Heidi Scholer, die immer in Bretzwil gelebt und dort als Bauerntochter gelernt hat, die Ärmel hochzukrempeln, weiss, dass sie nach 31 Arbeitsjahren immer neue Herausforderungen findet. Mit ihrem Ehemann möchte sie viel Aufgeschobenes nachholen, sie will sich mehr Zeit für ihre Eltern nehmen, die seit 72 Jahren verheiratet sind und noch selbstständig leben, sich wieder stärker im Chorgesang engagieren und öfter Konzerte besuchen. «Insbesondere Gesangsanlässe», fügt sie als bekennender Fan des Münchner Opernsängers Jonas Kaufmann an.
Emanzipation gelebt
Dann sagt sie den Satz, den wir mit getauschten Geschlechterrollen oft hören. Während des gesamten Berufslebens habe ihr Mann ihr «den Rücken freigehalten». Als sich vor 31 Jahren für sie gerade im Beruf die Tür zum Büro der Bereichsleitung auftat und er zugleich nach einer Bankenfusion seine Stelle einbüsste, wandten sie sich vom traditionellen Familienbild ab. Er arbeitete noch halbtags und engagierte sich vermehrt im Haushalt, sie ging nach Liestal arbeiten und hatte dennoch Zeit für ihre Hobbys.

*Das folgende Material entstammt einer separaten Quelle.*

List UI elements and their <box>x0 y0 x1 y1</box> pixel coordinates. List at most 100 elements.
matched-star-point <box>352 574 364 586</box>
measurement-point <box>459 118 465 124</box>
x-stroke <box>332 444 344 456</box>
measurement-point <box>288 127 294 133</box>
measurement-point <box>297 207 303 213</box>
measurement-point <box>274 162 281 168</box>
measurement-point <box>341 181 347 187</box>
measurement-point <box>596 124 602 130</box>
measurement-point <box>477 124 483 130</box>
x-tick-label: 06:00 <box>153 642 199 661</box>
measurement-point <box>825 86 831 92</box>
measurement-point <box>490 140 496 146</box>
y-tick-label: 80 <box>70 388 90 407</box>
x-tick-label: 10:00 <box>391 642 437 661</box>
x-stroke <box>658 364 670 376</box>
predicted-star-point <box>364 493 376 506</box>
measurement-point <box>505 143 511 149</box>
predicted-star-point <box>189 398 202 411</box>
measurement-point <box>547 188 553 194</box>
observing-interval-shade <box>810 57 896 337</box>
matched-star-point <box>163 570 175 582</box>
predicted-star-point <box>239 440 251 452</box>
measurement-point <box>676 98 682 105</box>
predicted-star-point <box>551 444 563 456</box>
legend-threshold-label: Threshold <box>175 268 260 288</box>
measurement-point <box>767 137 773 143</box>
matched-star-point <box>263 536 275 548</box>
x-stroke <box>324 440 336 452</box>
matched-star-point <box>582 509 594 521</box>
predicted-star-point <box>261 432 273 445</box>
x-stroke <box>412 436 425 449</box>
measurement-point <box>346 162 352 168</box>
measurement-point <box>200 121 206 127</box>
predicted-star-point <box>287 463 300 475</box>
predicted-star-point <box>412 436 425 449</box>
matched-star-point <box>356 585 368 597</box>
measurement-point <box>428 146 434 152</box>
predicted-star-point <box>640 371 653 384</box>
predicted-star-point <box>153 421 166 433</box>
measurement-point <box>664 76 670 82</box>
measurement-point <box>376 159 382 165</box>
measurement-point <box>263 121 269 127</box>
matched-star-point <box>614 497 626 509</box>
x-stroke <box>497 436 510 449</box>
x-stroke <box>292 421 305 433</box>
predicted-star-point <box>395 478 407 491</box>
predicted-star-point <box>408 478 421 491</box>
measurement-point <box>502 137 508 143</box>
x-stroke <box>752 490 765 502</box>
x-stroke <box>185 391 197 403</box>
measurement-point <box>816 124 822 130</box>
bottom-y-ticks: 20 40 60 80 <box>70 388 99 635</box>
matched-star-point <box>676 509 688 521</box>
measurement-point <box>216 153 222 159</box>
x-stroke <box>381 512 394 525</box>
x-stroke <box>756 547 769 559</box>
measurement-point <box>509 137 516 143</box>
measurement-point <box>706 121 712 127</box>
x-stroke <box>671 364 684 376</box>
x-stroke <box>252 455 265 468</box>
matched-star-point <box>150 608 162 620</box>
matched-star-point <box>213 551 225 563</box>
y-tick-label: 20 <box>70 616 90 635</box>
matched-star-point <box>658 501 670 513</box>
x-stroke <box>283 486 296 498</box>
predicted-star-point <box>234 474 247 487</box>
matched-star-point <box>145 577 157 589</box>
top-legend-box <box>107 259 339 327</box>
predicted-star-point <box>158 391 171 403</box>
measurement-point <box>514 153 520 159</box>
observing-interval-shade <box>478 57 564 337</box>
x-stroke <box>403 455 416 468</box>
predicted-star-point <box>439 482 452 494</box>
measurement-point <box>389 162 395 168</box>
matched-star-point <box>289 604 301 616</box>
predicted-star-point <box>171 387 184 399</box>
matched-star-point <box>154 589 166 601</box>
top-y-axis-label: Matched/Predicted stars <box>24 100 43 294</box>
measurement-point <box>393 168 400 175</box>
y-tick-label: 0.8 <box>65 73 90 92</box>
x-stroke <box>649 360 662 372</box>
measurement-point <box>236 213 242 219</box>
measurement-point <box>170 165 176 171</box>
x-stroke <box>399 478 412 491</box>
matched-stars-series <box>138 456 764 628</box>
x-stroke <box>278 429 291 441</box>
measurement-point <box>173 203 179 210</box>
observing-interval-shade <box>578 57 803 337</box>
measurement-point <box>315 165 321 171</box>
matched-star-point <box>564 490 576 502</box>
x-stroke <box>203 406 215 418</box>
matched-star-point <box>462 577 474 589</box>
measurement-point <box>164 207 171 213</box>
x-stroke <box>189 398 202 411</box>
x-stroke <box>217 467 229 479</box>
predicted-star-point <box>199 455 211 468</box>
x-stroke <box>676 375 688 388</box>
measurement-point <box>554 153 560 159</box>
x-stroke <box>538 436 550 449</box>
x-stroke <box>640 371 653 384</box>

«Während andere damals mutig von Emanzipation redeten, praktizierten wir sie», sagt die Oberbaselbieterin, die lange Zeit auch die erste Frau als Leiterin des Swisslos-Fonds war. Zu Hause betreibt sie, nicht ihr Ehemann, vom Sofa aus rege Fernseh-Sport. «Aber ich bin keine Emanze», betont sie. Und sie lacht dazu herzhaft.
In den ersten Tagen nach ihrer Pensionierung will sich die Puzzle-Süchtige aber zuerst hinter eine lang aufgeschobene Arbeit machen. Auf dem Estrich lagern unzählige ungeordnete Lego-Steine ihres Sohnes. Dieser Aufgabe will sie sich nun widmen, bis alle Elemente inklusive Anleitung sauber zusammengesetzt sind.
«Unbestechlich, humorvoll»
vs. Regierungspräsidentin Kathrin Schweizer schätzt an Heidi Scholer, dass sie stets unbestechlich, äusserst bescheiden, sehr erfahren und vielfältig interessiert sei. «Sie hat die Gesuche an den Swisslos-Fonds mit Weitblick bearbeitet und selbst Absagen so geschickt formuliert, dass es kaum Rückfragen oder Reklamationen gab», schreibt Kathrin Schweizer, «sie ist ein Mensch, den man einfach gernhaben muss. Sie wird mir persönlich, aber auch dem ganzen Team des Generalsekretariats mit ihrer humorvollen Art fehlen.»
Die Nachfolgerin
jg. Der Zeitpunkt des Wechsels an der Spitze des Swisslos-Fonds sei für sie auch deshalb ideal, weil das Regierungsgebäude vor einem Umbau steht. Sie habe «ganz ehrlich» keine Lust mehr auf den provisorischen Umzug, sagt Heidi Scholer. Zu ihrer Nachfolgerin hat die Regierung Sarah Baschung, eine 40-jährige, in Olten wohnende Fricktalerin gewählt. Die neue Bereichsleiterin arbeitete zuletzt für das Theater Basel. Bereits in diesem Monat arbeitet die abtretende Leiterin die neue ein.
Der Swisslos-Fonds
jg. Die Gelder von Swisslos, die nicht an die Gewinner ausbezahlt werden, erstattet die interkantonale Landeslotterie an die Genossenschaftskantone zurück, in denen sie einbezahlt worden sind. Der Betrag ist zweckbestimmt nach festgelegten Kriterien für wohltätige, gemeinnützige und kulturelle Projekte. «Als solche gelten auch Projekte der in- und ausländischen Entwicklungszusammenarbeit sowie der Katastrophenhilfe und der humanitären Hilfe im In- und Ausland», heisst es dort. Der grösste Teil fliesst in Kulturprojekte. Über die Vergabe, die öffentlich einsehbar ist, entscheidet der Gesamtregierungsrat an seinen ordentlichen Sitzungen. So wären zum Beispiel die vielen Baselbieter Heimatkunden oder Jubiläumsschriften ohne diesen Zuschuss nicht realisierbar. 70 Prozent der Summe, die Swisslos an Liestal überweist, gelangen in den kantonalen Swisslos-Fonds, 30 Prozent in den Sport-Fonds. Diese Gelder werden nach ähnlichen Kriterien wie der Swisslos-Fonds vom Sportamt verwaltet.